【发布时间】:2022-01-18 18:19:11
【问题描述】:
我有一个带有多级列索引的数据框。我想获取按 group 分组的 g1, g2 列(每个级别 1 索引 (1,2))的交叉表列 (a, b)。我以为我可以只调用顶级列就可以逃脱,但我有点卡住了。我希望最终作为输出的数据帧在下面的 d2 中。欢迎所有的cmets,非常感谢
# the dataframe that I have
d1 = pd.DataFrame((['i1', 'a', 'dog', 'mouse','cat','mouse'],['i2','a','cat','mouse','dog','dog'],['i3', 'a', 'dog', 'dog','cat','dog'],['i4','b','cat','dog','dog','cat']), columns = pd.MultiIndex.from_tuples(list(zip(*[['id','group','g1','g1','g2','g2'], ['-','-','1','2','1','2']]))))

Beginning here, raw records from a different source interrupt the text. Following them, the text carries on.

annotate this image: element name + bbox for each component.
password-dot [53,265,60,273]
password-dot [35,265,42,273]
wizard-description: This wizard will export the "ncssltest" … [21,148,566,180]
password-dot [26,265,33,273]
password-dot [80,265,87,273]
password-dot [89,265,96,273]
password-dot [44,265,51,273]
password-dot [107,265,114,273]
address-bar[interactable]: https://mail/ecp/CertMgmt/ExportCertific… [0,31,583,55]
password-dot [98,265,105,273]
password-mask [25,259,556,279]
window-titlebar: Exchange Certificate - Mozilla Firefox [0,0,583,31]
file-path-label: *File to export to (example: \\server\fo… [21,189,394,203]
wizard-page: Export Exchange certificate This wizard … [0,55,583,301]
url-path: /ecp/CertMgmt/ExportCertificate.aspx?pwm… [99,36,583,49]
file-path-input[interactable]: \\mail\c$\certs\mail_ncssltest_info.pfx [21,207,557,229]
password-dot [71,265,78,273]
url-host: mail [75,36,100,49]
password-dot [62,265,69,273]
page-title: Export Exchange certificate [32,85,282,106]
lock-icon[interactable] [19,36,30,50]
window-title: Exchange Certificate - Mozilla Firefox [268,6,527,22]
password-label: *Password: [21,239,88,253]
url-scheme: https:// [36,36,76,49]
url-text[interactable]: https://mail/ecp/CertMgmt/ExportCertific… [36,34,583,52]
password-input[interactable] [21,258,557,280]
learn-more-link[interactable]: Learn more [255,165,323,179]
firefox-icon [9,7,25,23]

# what I thought would work...
d1 = d1.set_index('id')
d1.groupby(['group'])['g1'].value_counts()
# the dataframe that I would like to have
d2 = pd.DataFrame((['a', 'dog', 2,1,1,2],['a','mouse',0,2,0,1],['a','cat',1,0,2,0],['b','cat',1,0,1,1],['b','dog',0,1,1,1]), columns = pd.MultiIndex.from_tuples(list(zip(*[['group','category','g1','g1','g2','g2'], ['-','-','1','2','1','2']]))))
【问题讨论】:
标签: python pandas dataframe group-by